Found some answers here:
<http://curious.astro.cornell.edu/question.php?number=746>

------
JoeAltmaier
Logically oceans get hit at the same rate. Also land that is now under water.
Are there any recorded oceanic meteor strikes in this map?

Oh! The one that killed the dinosaurs. It was pretty big. Maybe only the big
ones leave a mark on the ocean floor.

------
jatorre
Some explanation over the map is here
[http://www.theverge.com/2013/2/18/4001936/map-every-
recorded...](http://www.theverge.com/2013/2/18/4001936/map-every-recorded-
meteorite-strike-earth-2300-BCE)

------
menacingly
They seem to concentrate in areas with the means to record them

------
vincefutr23
it would be interesting to overlay geography and population maps on top of
this data. It seems as if the most density comes in areas with flat,
unobstructed land, but also with relatively high populations.
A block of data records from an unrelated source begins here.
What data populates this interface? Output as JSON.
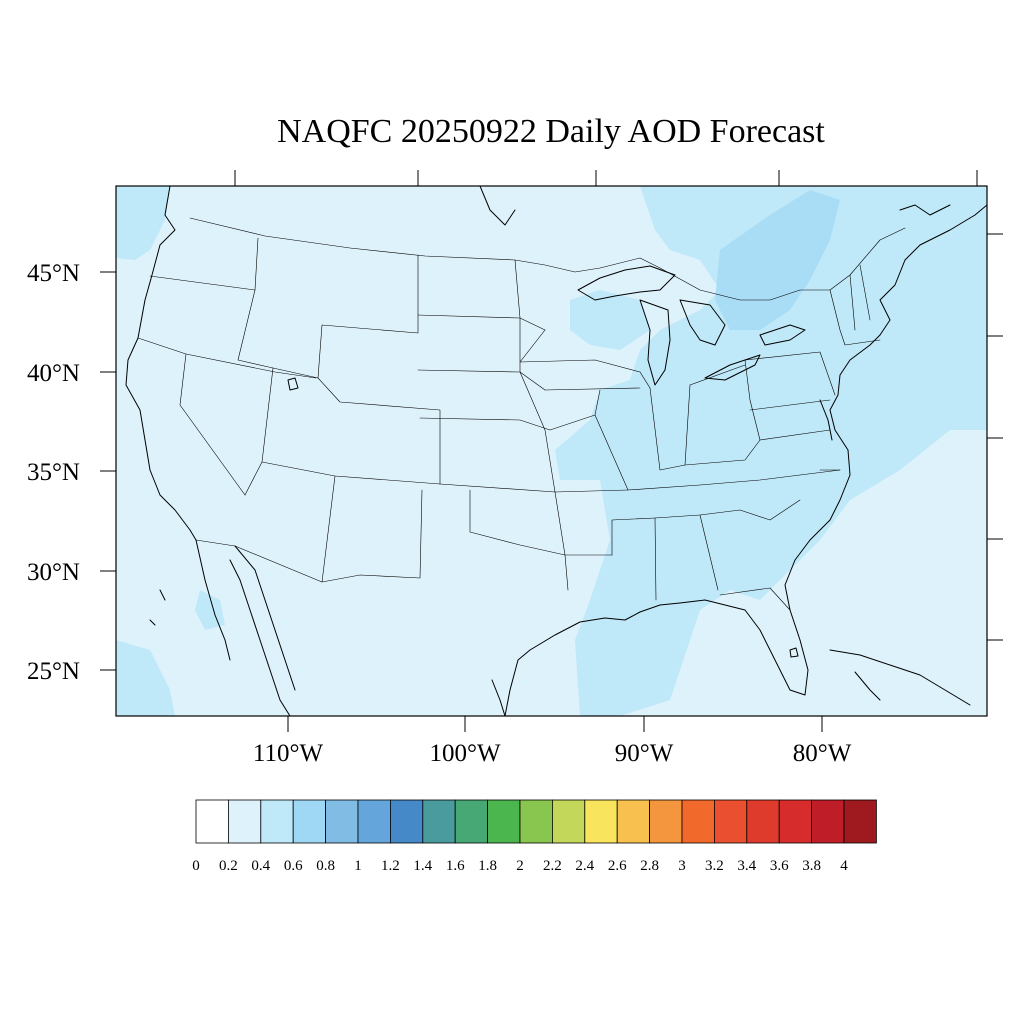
{
  "title": "NAQFC 20250922 Daily AOD Forecast",
  "map": {
    "region": "Contiguous United States",
    "lon_range": [
      -119,
      -70
    ],
    "lat_range": [
      22.8,
      49.6
    ],
    "lat_labels": [
      "45°N",
      "40°N",
      "35°N",
      "30°N",
      "25°N"
    ],
    "lat_values": [
      45,
      40,
      35,
      30,
      25
    ],
    "lon_labels": [
      "110°W",
      "100°W",
      "90°W",
      "80°W"
    ],
    "lon_values": [
      -110,
      -100,
      -90,
      -80
    ],
    "colors": {
      "background_aod": "#def2fb",
      "haze_aod": "#bfe8f8",
      "plume_aod": "#a9dcf5",
      "boundary": "#000000"
    }
  },
  "colorbar": {
    "labels": [
      "0",
      "0.2",
      "0.4",
      "0.6",
      "0.8",
      "1",
      "1.2",
      "1.4",
      "1.6",
      "1.8",
      "2",
      "2.2",
      "2.4",
      "2.6",
      "2.8",
      "3",
      "3.2",
      "3.4",
      "3.6",
      "3.8",
      "4"
    ],
    "colors": [
      "#ffffff",
      "#def2fb",
      "#bfe8f8",
      "#9fd8f5",
      "#80bce4",
      "#64a6dc",
      "#4589c9",
      "#4a9b9e",
      "#47a875",
      "#4bb64d",
      "#88c650",
      "#c3d85b",
      "#f8e45d",
      "#f8c04e",
      "#f4963e",
      "#f2692c",
      "#ea5030",
      "#df3b2c",
      "#d72c2c",
      "#bf1e28",
      "#9e1a1f"
    ]
  }
}
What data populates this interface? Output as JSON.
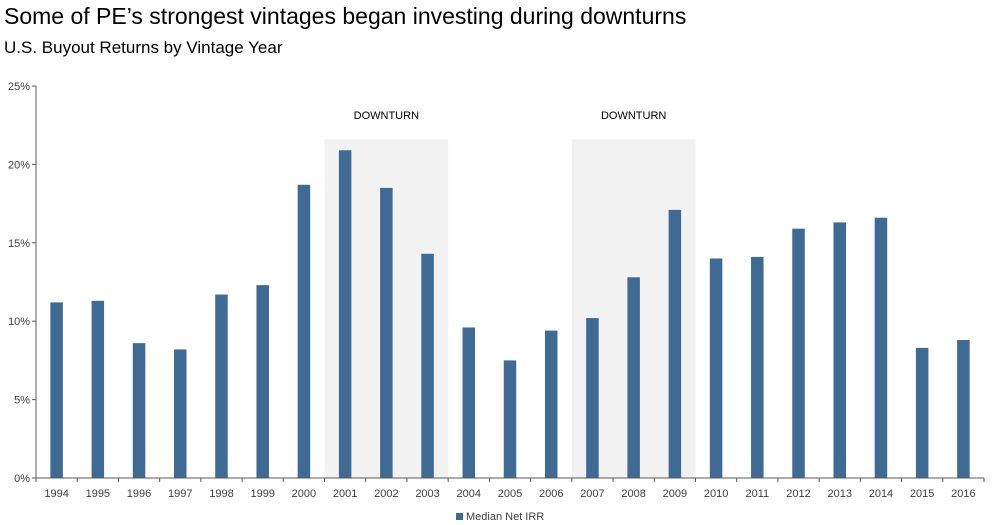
{
  "chart_data": {
    "type": "bar",
    "title": "Some of PE’s strongest vintages began investing during downturns",
    "subtitle": "U.S. Buyout Returns by Vintage Year",
    "categories": [
      "1994",
      "1995",
      "1996",
      "1997",
      "1998",
      "1999",
      "2000",
      "2001",
      "2002",
      "2003",
      "2004",
      "2005",
      "2006",
      "2007",
      "2008",
      "2009",
      "2010",
      "2011",
      "2012",
      "2013",
      "2014",
      "2015",
      "2016"
    ],
    "series": [
      {
        "name": "Median Net IRR",
        "color": "#3f6a94",
        "values": [
          11.2,
          11.3,
          8.6,
          8.2,
          11.7,
          12.3,
          18.7,
          20.9,
          18.5,
          14.3,
          9.6,
          7.5,
          9.4,
          10.2,
          12.8,
          17.1,
          14.0,
          14.1,
          15.9,
          16.3,
          16.6,
          8.3,
          8.8
        ]
      }
    ],
    "ylim": [
      0,
      25
    ],
    "yticks": [
      "0%",
      "5%",
      "10%",
      "15%",
      "20%",
      "25%"
    ],
    "ytick_values": [
      0,
      5,
      10,
      15,
      20,
      25
    ],
    "xlabel": "",
    "ylabel": "",
    "grid": false,
    "legend": "bottom-center",
    "annotations": [
      {
        "label": "DOWNTURN",
        "from": "2001",
        "to": "2003",
        "color": "#f2f2f2",
        "top_value": 21.6
      },
      {
        "label": "DOWNTURN",
        "from": "2007",
        "to": "2009",
        "color": "#f2f2f2",
        "top_value": 21.6
      }
    ]
  }
}
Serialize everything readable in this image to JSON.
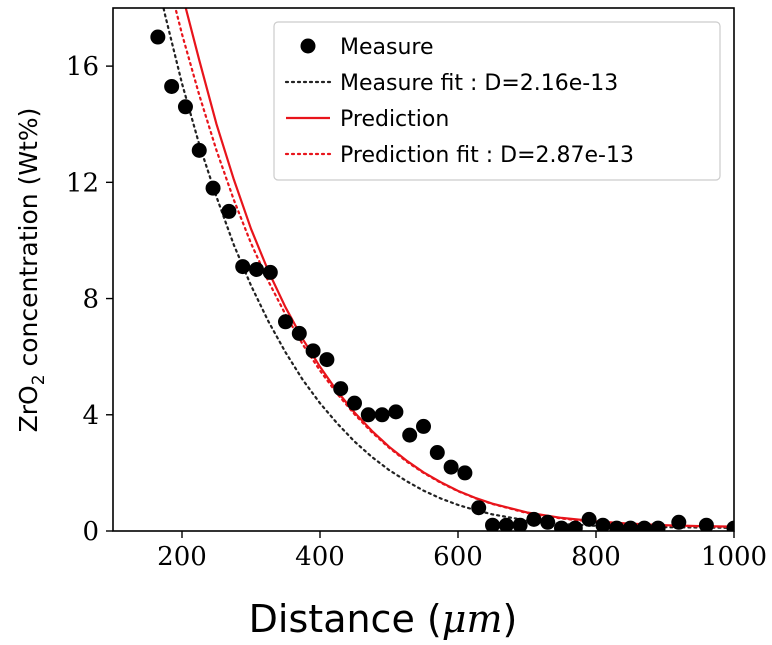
{
  "chart_data": {
    "type": "scatter",
    "xlabel_main": "Distance",
    "xlabel_unit": "μm",
    "ylabel_prefix": "ZrO",
    "ylabel_subscript": "2",
    "ylabel_suffix": " concentration (Wt%)",
    "xlim": [
      100,
      1000
    ],
    "ylim": [
      0,
      18
    ],
    "xticks": [
      200,
      400,
      600,
      800,
      1000
    ],
    "yticks": [
      0,
      4,
      8,
      12,
      16
    ],
    "grid": false,
    "legend_position": "top-right",
    "series": [
      {
        "name": "Measure",
        "kind": "scatter",
        "color": "#000000",
        "x": [
          165,
          185,
          205,
          225,
          245,
          268,
          288,
          308,
          328,
          350,
          370,
          390,
          410,
          430,
          450,
          470,
          490,
          510,
          530,
          550,
          570,
          590,
          610,
          630,
          650,
          670,
          690,
          710,
          730,
          750,
          770,
          790,
          810,
          830,
          850,
          870,
          890,
          920,
          960,
          1000
        ],
        "y": [
          17.0,
          15.3,
          14.6,
          13.1,
          11.8,
          11.0,
          9.1,
          9.0,
          8.9,
          7.2,
          6.8,
          6.2,
          5.9,
          4.9,
          4.4,
          4.0,
          4.0,
          4.1,
          3.3,
          3.6,
          2.7,
          2.2,
          2.0,
          0.8,
          0.2,
          0.2,
          0.2,
          0.4,
          0.3,
          0.1,
          0.1,
          0.4,
          0.2,
          0.1,
          0.1,
          0.1,
          0.1,
          0.3,
          0.2,
          0.1
        ]
      },
      {
        "name": "Measure fit : D=2.16e-13",
        "kind": "line",
        "style": "dotted",
        "color": "#222222",
        "x": [
          155,
          175,
          200,
          225,
          250,
          275,
          300,
          325,
          350,
          375,
          400,
          425,
          450,
          475,
          500,
          525,
          550,
          575,
          600,
          625,
          650,
          700,
          750,
          800,
          850,
          900,
          950,
          1000
        ],
        "y": [
          20.0,
          17.8,
          15.4,
          13.3,
          11.5,
          9.85,
          8.45,
          7.22,
          6.15,
          5.2,
          4.4,
          3.7,
          3.08,
          2.55,
          2.1,
          1.72,
          1.39,
          1.12,
          0.9,
          0.72,
          0.57,
          0.36,
          0.24,
          0.18,
          0.15,
          0.13,
          0.12,
          0.11
        ]
      },
      {
        "name": "Prediction",
        "kind": "line",
        "style": "solid",
        "color": "#e8141b",
        "x": [
          200,
          225,
          250,
          275,
          300,
          325,
          350,
          375,
          400,
          425,
          450,
          475,
          500,
          525,
          550,
          575,
          600,
          625,
          650,
          700,
          750,
          800,
          850,
          900,
          950,
          1000
        ],
        "y": [
          18.5,
          16.2,
          14.0,
          12.1,
          10.4,
          8.95,
          7.7,
          6.6,
          5.65,
          4.8,
          4.08,
          3.45,
          2.9,
          2.43,
          2.02,
          1.68,
          1.38,
          1.14,
          0.94,
          0.64,
          0.45,
          0.33,
          0.25,
          0.2,
          0.17,
          0.15
        ]
      },
      {
        "name": "Prediction fit : D=2.87e-13",
        "kind": "line",
        "style": "dotted",
        "color": "#e8141b",
        "x": [
          185,
          200,
          225,
          250,
          275,
          300,
          325,
          350,
          375,
          400,
          425,
          450,
          475,
          500,
          525,
          550,
          575,
          600,
          625,
          650,
          700,
          750,
          800,
          850,
          900,
          950,
          1000
        ],
        "y": [
          18.5,
          17.1,
          15.0,
          13.1,
          11.4,
          9.9,
          8.6,
          7.45,
          6.42,
          5.52,
          4.72,
          4.02,
          3.4,
          2.87,
          2.4,
          2.0,
          1.66,
          1.37,
          1.13,
          0.93,
          0.62,
          0.43,
          0.31,
          0.24,
          0.19,
          0.16,
          0.14
        ]
      }
    ]
  }
}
Assuming random
strikes, mere desserts or population centers do not seem enough to generate
density, it must be a combination of prairie/desert and people such as Kansas
or Northern Texas

------
jatorre
If you are interested on how it was made, checkout
<https://vimeo.com/59791629>

------
jmadsen
Interesting - there is a perception, I think, that Russia gets hit by more
than their share, but actually opposite seems true